Evidence about the health risks of high voltage power lines is growing day by day, an MSP has claimed.
SSE want to built a new 137-mile power line through Scotland
Labour backbencher Dr Richard Simpson compared growing evidence about the impact of power lines to the increase in evidence on passive smoking.
He made the case as members of a Holyrood committee considered a petition calling for regulations to deal with high voltage power lines.
The committee is meeting in response to plans for a new 137-mile power line.
Dr Simpson, an MSP for Mid Scotland and Fife, said when he had called for a ban on smoking back in 2001, the evidence on the dangers of second-hand cigarette smoke was "not all that great".
But he added: "Within a few years this parliament passed a ban on smoking.
"The situation with transmission lines is almost identical, in that the evidence is growing literally day by day."
Dr Simpson said that an inquiry by a cross-party group of MPs had stated children living within 200 metres of such power lines were at increased risk of leukaemia.
And he claimed there was increasing evidence that there was also a link to Alzheimer's disease.

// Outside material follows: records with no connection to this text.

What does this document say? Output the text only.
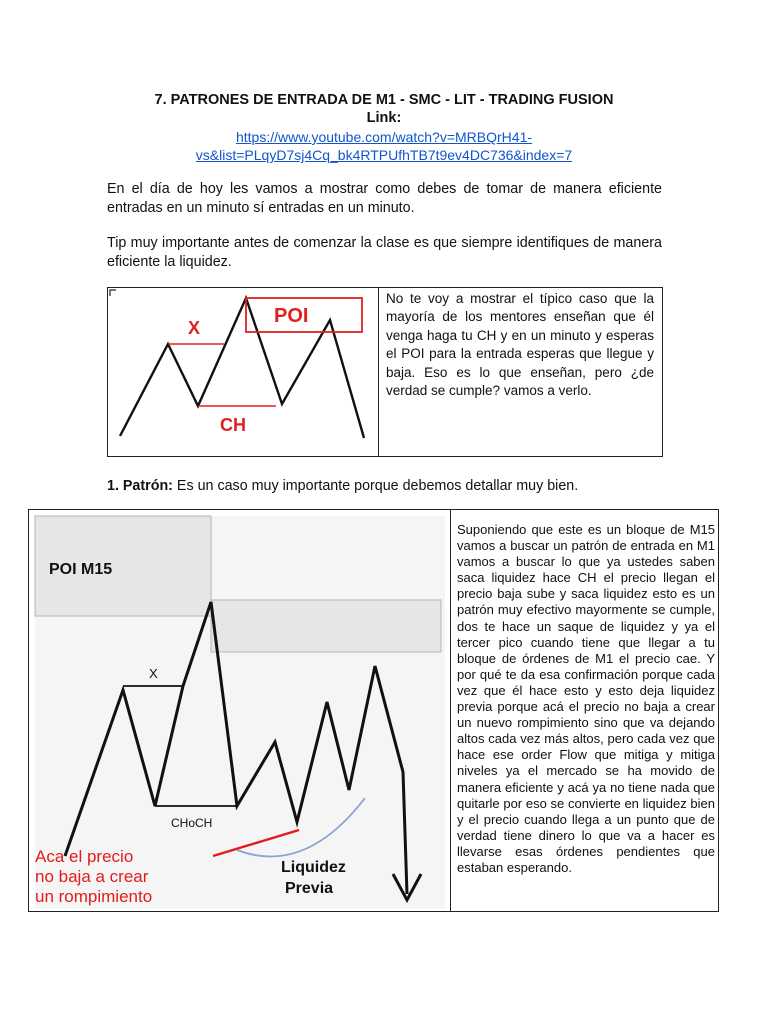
7. PATRONES DE ENTRADA DE M1 - SMC - LIT - TRADING FUSION
Link:
https://www.youtube.com/watch?v=MRBQrH41-
vs&list=PLqyD7sj4Cq_bk4RTPUfhTB7t9ev4DC736&index=7
En el día de hoy les vamos a mostrar como debes de tomar de manera eficiente entradas en un minuto sí entradas en un minuto.
Tip muy importante antes de comenzar la clase es que siempre identifiques de manera eficiente la liquidez.
X
POI
CH
No te voy a mostrar el típico caso que la mayoría de los mentores enseñan que él venga haga tu CH y en un minuto y esperas el POI para la entrada esperas que llegue y baja. Eso es lo que enseñan, pero ¿de verdad se cumple? vamos a verlo.
1. Patrón: Es un caso muy importante porque debemos detallar muy bien.
POI M15
X
CHoCH
Aca el precio
no baja a crear
un rompimiento
Liquidez
Previa
Suponiendo que este es un bloque de M15 vamos a buscar un patrón de entrada en M1 vamos a buscar lo que ya ustedes saben saca liquidez hace CH el precio llegan el precio baja sube y saca liquidez esto es un patrón muy efectivo mayormente se cumple, dos te hace un saque de liquidez y ya el tercer pico cuando tiene que llegar a tu bloque de órdenes de M1 el precio cae. Y por qué te da esa confirmación porque cada vez que él hace esto y esto deja liquidez previa porque acá el precio no baja a crear un nuevo rompimiento sino que va dejando altos cada vez más altos, pero cada vez que hace ese order Flow que mitiga y mitiga niveles ya el mercado se ha movido de manera eficiente y acá ya no tiene nada que quitarle por eso se convierte en liquidez bien y el precio cuando llega a un punto que de verdad tiene dinero lo que va a hacer es llevarse esas órdenes pendientes que estaban esperando.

SNP MSP Keith Brown said the cross-party inquiry at Westminster had recommended not building near to power lines, and added that other countries already adopted a precautionary approach to the issue.
Dr Simpson and Mr Brown spoke out at Holyrood's Public Petitions Committee, where colleagues were considering a petition calling on MSPs to urge ministers to acknowledge the potential health hazards associations with long-term exposure to electromagnetic fields from high voltage power lines.
The petition, from the campaign group Stirling Before Pylons, is also demanding planning regulations be brought in as a matter of urgency.
Committee member Nigel Don said the Scottish Government had to look beyond the existing evidence on the issue.
He said: "Research over a period of time builds up information from which eventually even the most blind can deduce what is totally obvious.
"The risk is governments and other organisations wait until the evidence is totally overwhelming.
"We should look at how evidence is building up."
The North East Scotland MSP added: "If you hang around long enough, enough evidence will be built up, by which time it may be too late.
"What we need to encourage the government to do is not look at the evidence we have at the moment, but to where it might lead and look over the horizon."
Committee convener Frank McAveety said the committee would send a "strong letter" to the Scottish Government on the issue.